- Cooking Time:
- Preparation Time:
- Approximately 3 pounds of cubed chuck
- 6 - 8 medium onions diced
- 1/2 cup of sweet Hungarian paprika
- 1 19 ounce can diced tomatoes
- Home made chicken or beef stock
- 6 - 8 cloves garlic minced fine
- 1 1/2 teaspoons salt
- 1 1/2 teaspoons sugar
- 1/2 teaspoon marjoram (optional)
- 2 or 3 bay leaves (optional)
- oil to brown meat
- In an appropriate sized pot heat oil to brown the meat.
- Place meat in hot oil and brown on all sides.
- Once meat is browned add paprika and stir to get all the meat coated and to fry the paprika to enhance it's flavour.
- Remove meat from pot with slotted spoon and set aside.
- In the pot we put the diced onion and saute until transparent.
- Add the minced garlic and give it a stir.
- Return the meat to pot and add tomatoes, salt, sugar, bay leaves, and marjoram.
- Cover with enough stock to submerse everything; you may have to add some later.
- Cover and simmer for at least 2 hours stirring occasionally(also adding stock if necessary).
- You can let it cook down until it looks like a thick sauce or to your likings.
- Traditionally it is served over a bed of noodles and a dollop of sour cream is added.
NotesThis is one of those meals where you will get so many variations on what the original dish is supposed to be like. Being of Yugoslavian descent we would make what most consider a goulash but it was called Paprikas. The way I was taught to make Goulash was that it required tomato. That is a faux pas to some; that is when you make it without and call it Paprikas, lol. This way you have all the angles covered.
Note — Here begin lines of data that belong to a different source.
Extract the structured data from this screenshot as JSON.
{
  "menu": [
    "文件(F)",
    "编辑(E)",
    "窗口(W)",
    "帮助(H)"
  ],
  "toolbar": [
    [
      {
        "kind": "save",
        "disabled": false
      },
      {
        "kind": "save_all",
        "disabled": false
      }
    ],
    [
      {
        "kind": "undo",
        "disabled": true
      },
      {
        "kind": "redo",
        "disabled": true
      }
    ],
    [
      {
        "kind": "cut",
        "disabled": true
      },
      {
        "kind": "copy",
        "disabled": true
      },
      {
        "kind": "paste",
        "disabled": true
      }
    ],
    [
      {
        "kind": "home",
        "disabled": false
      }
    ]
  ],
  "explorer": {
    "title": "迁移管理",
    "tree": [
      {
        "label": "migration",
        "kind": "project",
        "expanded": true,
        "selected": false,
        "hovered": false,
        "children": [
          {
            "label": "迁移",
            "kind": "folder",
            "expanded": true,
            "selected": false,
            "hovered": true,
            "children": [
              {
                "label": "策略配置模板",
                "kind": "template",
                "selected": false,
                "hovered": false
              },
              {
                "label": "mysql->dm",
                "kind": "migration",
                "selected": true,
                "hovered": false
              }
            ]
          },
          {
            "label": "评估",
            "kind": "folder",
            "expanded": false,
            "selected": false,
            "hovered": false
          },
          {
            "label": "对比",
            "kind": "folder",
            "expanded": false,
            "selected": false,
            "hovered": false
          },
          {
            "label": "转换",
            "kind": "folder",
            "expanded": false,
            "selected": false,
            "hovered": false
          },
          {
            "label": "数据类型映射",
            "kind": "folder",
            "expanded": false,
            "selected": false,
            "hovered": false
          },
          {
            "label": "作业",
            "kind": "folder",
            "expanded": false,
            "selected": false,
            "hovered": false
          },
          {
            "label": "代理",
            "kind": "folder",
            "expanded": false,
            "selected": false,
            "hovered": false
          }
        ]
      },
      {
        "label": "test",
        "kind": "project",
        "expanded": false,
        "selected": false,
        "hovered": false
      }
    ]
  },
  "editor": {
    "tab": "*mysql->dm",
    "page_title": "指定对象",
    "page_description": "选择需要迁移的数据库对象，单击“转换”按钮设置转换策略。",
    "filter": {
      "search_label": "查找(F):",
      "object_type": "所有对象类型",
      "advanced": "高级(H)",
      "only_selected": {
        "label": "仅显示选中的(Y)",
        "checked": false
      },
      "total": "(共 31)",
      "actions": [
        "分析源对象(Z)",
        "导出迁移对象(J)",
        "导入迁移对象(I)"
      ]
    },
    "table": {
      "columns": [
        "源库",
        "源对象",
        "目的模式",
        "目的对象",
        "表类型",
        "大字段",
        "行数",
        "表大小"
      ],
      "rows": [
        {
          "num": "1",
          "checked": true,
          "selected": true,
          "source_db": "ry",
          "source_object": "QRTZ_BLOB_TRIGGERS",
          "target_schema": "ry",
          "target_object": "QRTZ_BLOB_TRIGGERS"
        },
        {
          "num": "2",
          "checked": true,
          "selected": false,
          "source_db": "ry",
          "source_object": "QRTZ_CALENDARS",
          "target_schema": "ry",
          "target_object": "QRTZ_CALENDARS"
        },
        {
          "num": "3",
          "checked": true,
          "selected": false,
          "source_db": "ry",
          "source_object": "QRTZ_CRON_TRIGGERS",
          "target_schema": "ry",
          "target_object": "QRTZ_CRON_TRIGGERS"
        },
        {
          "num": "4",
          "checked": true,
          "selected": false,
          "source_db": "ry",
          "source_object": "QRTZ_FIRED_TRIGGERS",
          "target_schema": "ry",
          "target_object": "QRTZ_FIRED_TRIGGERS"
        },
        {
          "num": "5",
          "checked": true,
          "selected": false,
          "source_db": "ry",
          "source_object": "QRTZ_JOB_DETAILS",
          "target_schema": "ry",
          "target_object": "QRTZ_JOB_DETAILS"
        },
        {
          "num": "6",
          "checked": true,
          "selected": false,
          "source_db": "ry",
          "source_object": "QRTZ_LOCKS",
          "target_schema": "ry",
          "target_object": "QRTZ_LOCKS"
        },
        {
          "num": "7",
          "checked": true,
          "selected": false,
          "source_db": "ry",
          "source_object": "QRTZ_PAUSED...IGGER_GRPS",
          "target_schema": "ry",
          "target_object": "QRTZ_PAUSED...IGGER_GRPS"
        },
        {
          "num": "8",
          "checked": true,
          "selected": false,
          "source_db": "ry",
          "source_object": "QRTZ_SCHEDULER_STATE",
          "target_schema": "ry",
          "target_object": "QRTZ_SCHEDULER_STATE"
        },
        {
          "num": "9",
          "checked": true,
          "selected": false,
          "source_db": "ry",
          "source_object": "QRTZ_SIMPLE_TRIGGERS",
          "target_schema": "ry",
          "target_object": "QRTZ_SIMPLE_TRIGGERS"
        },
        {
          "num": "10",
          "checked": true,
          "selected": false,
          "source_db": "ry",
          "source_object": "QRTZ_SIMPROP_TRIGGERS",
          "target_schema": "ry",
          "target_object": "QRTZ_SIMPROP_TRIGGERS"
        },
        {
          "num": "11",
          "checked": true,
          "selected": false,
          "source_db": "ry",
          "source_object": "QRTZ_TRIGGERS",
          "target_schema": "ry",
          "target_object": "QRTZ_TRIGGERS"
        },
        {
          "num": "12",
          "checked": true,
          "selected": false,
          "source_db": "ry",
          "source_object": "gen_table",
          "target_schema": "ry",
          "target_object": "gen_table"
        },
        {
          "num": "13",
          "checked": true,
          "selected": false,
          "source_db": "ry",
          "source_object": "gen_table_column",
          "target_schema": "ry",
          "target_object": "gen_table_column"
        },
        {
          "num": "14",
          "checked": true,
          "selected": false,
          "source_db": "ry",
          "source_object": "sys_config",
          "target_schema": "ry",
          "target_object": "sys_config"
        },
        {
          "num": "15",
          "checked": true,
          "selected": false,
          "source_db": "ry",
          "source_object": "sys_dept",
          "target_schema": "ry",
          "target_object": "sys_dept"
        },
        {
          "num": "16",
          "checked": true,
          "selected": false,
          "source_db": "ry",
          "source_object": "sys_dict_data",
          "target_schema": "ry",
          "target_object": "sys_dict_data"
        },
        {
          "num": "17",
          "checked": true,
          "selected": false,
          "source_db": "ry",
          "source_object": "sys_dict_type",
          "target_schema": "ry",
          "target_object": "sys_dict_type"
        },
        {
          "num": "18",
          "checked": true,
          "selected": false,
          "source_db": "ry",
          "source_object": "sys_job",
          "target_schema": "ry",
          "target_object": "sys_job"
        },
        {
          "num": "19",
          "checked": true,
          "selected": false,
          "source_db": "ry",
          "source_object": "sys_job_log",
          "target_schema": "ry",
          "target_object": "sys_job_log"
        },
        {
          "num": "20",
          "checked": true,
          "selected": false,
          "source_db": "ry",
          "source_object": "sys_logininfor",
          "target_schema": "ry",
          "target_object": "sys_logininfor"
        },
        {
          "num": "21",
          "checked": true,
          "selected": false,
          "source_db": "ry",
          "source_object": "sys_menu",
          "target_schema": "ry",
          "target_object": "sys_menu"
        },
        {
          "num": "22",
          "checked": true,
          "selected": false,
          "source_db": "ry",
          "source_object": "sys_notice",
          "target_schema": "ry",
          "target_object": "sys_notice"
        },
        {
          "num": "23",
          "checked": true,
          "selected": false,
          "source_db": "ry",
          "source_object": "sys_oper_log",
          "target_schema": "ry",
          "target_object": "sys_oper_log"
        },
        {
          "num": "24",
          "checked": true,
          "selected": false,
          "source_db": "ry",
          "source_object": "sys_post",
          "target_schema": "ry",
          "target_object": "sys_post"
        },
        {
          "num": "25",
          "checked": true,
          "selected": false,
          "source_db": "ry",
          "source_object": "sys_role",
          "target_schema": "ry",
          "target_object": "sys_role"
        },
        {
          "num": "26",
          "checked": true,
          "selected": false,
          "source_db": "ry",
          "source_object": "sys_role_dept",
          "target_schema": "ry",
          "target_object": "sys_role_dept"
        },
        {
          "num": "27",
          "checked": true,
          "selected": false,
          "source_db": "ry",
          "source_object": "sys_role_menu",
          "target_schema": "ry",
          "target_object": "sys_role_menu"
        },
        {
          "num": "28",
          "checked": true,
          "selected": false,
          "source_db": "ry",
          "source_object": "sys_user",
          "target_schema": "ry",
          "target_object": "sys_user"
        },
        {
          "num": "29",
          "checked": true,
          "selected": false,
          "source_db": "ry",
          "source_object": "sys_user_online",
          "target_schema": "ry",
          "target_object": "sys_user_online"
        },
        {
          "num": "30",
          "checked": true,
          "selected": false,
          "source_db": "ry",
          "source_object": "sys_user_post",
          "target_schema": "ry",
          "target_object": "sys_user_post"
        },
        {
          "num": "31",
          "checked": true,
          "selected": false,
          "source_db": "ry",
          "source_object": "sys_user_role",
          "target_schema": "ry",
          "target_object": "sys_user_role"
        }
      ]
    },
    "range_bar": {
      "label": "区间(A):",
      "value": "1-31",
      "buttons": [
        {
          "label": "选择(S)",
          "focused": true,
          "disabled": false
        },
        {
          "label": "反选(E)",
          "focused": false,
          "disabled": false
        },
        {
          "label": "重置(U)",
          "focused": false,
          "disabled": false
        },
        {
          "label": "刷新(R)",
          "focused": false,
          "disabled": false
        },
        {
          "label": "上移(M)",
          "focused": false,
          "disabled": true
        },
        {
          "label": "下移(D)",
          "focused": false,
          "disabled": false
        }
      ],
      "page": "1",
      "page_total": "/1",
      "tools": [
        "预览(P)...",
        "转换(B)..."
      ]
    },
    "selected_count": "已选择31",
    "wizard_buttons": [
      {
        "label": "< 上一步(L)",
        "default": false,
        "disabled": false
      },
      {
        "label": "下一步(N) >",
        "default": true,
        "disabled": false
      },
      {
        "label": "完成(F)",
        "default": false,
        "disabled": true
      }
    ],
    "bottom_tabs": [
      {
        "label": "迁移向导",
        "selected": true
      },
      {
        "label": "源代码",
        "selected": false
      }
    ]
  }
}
As I mentioned before, if you prefer to make it without the tomato it is called Paprikas and tastes very similar but less acidic because of the omission of tomato. You can add potato to either version; however my advice would be to make it without tomato if you choose to prepare it this way. I usually add about 4 or 5 potatoes and it will have consistency of a thick stew when cooked. Other root vegetables can be added as well(carrots, parsnip etc...). Try serving over spaetzle or grating it right into the goulash. Even dumplings work well in it. Crusty bread for soaking up the extra juices is a must.
Makes a great slow cooker recipe. Use less stock if you want to cook it this way.
For an authentic feel to making goulash; break out the cast iron pot and cook over a campfire with good friends and family and a little wine (occasionaly splash into the goulash and some in the glass).